Pero mencionaba lo de su evolución porque, más allá de la forma, sigue faltando algo más propio del fondo: el guión o el equilibrio de una historia. Soderbergh repite con el guionista con el que ya firmó Contagio (2011). Su primer y segundo acto mantienen (a su estilo) el crescendo que podamos pedirle a este tipo de thrillers.

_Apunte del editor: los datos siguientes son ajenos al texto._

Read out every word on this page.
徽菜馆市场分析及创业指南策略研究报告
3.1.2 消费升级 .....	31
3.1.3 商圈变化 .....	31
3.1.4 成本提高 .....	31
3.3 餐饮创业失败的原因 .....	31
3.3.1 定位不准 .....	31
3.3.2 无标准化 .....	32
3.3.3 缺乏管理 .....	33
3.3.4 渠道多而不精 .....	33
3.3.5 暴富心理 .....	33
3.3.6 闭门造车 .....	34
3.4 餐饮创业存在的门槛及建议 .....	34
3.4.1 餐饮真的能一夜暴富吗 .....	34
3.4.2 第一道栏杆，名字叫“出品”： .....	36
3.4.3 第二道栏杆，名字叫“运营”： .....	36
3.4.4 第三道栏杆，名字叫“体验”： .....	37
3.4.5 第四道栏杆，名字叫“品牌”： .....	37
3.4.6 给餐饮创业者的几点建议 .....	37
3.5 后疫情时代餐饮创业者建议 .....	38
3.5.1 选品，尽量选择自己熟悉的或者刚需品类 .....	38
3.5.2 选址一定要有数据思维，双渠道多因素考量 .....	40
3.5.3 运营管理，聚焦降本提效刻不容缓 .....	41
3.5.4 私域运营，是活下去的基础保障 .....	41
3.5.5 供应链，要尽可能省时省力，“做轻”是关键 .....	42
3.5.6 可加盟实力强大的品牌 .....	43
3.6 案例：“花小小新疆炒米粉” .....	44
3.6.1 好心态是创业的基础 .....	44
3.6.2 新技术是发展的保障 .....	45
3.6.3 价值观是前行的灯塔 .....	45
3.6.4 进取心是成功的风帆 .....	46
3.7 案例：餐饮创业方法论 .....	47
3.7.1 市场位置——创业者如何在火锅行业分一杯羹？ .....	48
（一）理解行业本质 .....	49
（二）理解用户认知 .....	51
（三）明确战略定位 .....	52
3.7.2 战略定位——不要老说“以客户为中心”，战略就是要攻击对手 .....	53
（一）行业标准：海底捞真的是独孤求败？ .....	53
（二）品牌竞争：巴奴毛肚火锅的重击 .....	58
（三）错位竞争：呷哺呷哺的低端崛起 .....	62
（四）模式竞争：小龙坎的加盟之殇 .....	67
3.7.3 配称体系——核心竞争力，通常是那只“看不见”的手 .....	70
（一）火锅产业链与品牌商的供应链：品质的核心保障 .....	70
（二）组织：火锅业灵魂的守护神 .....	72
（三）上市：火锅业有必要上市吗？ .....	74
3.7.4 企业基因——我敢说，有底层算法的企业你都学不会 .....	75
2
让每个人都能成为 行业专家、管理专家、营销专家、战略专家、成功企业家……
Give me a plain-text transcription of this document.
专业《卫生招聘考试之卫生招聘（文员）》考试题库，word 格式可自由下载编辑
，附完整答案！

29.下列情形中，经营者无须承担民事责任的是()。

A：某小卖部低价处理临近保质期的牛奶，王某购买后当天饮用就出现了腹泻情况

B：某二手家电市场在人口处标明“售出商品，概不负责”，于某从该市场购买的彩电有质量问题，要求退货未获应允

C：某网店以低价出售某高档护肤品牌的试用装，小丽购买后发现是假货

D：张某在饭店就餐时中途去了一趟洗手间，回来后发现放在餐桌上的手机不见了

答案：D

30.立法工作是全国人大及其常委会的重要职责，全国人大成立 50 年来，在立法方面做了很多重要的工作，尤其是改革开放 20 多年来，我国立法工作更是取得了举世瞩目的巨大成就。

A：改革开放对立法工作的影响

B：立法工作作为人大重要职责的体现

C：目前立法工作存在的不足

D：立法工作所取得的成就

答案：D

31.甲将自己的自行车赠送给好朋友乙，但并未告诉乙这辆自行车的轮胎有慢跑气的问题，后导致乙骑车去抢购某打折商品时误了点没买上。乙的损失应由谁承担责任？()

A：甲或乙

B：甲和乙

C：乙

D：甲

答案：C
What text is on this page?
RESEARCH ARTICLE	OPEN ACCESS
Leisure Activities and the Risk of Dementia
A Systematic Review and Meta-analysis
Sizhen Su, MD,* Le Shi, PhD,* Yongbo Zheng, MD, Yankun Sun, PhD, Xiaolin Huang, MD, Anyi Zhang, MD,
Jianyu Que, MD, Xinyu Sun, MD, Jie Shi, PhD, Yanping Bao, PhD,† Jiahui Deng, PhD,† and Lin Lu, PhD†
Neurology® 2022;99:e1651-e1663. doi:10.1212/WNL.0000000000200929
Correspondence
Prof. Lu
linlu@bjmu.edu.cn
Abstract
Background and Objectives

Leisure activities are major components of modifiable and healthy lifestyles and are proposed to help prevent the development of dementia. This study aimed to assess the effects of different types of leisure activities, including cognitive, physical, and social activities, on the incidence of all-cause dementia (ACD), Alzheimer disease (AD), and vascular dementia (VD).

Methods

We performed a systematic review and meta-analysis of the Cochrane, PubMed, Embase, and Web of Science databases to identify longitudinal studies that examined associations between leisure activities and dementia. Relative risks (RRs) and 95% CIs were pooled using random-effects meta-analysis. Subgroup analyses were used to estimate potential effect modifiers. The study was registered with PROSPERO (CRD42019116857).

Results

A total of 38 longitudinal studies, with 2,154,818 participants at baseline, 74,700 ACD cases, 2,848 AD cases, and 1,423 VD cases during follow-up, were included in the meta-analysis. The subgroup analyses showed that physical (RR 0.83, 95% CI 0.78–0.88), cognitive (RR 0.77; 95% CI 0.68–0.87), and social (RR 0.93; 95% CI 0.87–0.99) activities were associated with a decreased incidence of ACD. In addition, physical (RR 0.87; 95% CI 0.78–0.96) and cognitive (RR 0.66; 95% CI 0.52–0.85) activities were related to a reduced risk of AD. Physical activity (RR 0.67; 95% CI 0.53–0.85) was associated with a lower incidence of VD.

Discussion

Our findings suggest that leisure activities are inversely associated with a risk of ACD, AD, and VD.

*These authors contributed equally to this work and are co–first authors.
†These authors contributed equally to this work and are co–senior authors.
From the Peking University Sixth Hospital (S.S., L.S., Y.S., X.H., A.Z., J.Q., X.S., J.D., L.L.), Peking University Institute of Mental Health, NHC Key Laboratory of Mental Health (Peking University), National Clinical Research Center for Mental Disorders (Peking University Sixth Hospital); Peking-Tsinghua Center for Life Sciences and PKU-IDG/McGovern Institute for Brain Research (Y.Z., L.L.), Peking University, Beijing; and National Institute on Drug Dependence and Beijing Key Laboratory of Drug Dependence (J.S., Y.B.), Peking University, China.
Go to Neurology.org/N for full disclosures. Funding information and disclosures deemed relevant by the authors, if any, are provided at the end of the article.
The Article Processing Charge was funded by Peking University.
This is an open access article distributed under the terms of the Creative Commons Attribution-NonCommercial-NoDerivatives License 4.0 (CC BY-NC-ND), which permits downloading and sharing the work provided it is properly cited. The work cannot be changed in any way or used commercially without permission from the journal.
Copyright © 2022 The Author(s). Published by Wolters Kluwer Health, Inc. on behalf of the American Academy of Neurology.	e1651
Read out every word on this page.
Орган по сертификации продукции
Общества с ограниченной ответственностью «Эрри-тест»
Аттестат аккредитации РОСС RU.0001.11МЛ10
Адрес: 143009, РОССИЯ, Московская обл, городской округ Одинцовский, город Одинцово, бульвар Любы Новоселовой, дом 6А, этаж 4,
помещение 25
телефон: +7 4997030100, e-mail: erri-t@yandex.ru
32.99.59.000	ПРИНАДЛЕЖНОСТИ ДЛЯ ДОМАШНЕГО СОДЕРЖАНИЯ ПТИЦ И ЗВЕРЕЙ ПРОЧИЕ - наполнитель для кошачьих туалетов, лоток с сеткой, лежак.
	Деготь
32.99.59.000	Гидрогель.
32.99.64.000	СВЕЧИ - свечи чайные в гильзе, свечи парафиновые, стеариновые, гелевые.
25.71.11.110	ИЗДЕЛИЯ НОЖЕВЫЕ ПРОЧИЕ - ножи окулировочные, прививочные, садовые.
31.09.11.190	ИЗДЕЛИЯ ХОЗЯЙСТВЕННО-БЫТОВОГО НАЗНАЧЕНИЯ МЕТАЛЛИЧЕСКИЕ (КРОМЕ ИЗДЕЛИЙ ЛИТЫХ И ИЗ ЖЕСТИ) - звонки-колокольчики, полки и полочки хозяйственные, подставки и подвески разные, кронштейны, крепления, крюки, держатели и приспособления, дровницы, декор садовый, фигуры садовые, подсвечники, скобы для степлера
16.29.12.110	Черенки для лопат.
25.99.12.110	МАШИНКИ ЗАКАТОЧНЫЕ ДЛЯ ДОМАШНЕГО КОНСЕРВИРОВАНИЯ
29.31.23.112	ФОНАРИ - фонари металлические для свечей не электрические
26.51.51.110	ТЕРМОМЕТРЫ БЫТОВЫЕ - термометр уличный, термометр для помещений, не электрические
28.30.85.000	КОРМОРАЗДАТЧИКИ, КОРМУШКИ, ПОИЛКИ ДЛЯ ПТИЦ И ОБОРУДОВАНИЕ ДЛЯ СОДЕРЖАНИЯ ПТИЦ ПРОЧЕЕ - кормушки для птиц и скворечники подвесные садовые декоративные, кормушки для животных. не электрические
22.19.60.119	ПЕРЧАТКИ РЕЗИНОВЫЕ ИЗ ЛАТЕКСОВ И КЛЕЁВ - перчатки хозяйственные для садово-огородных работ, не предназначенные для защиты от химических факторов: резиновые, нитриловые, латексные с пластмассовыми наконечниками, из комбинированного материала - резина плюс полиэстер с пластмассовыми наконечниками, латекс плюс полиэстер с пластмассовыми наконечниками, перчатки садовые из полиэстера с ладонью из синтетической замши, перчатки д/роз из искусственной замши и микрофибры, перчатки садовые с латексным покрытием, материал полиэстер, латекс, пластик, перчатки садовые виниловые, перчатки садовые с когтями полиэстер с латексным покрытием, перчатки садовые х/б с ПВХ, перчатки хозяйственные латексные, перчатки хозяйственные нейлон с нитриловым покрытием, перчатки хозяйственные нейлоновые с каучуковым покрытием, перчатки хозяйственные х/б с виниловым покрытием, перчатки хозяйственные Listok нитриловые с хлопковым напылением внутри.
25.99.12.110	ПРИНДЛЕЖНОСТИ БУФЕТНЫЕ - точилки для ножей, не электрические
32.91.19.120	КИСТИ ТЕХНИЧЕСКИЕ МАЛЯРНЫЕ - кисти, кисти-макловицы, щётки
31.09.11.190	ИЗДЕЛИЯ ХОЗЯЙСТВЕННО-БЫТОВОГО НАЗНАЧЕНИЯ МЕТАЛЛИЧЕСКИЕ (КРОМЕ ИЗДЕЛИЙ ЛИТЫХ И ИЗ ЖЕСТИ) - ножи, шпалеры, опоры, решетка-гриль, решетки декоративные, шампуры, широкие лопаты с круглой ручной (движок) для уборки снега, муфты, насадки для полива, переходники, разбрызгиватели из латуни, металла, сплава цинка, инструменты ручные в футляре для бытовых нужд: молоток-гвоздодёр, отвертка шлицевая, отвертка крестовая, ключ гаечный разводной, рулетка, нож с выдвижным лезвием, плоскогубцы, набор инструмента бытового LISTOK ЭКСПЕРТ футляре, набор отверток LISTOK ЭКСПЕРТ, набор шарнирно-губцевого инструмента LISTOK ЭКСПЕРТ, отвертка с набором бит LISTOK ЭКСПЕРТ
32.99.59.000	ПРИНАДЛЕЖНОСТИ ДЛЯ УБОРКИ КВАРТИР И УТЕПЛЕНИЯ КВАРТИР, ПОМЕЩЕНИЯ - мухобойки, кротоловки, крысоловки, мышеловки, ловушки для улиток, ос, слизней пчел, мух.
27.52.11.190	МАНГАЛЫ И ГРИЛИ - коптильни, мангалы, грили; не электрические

En cuanto a las interpretaciones, destaca Rooney Mara en el papel de la atormentada Emily. Sin embargo, los más conocidos, Jude Law y Catherine Zeta-Jones, pasan más sin pena ni gloria. No tengo nada en contra del actor británico, pero creo sinceramente que le funcionan muchísimo mejor los papeles más enigmáticos y sutiles.
Donde el film pierde la oportunidad de ser notable es en su tercer acto. Esa atmósfera de la que hablaba, con el oscuro mundo de la introducción de determinados fármacos en el mercado, acaba sucumbiendo ante el tópico desenlace de buenos y malos que hemos visto en innumerables ocasiones. Una lástima. Esperemos que pronto recupere su senda. A ese ritmo al que incorpora títulos a su filmografía y con el talento que tiene no debería tardar.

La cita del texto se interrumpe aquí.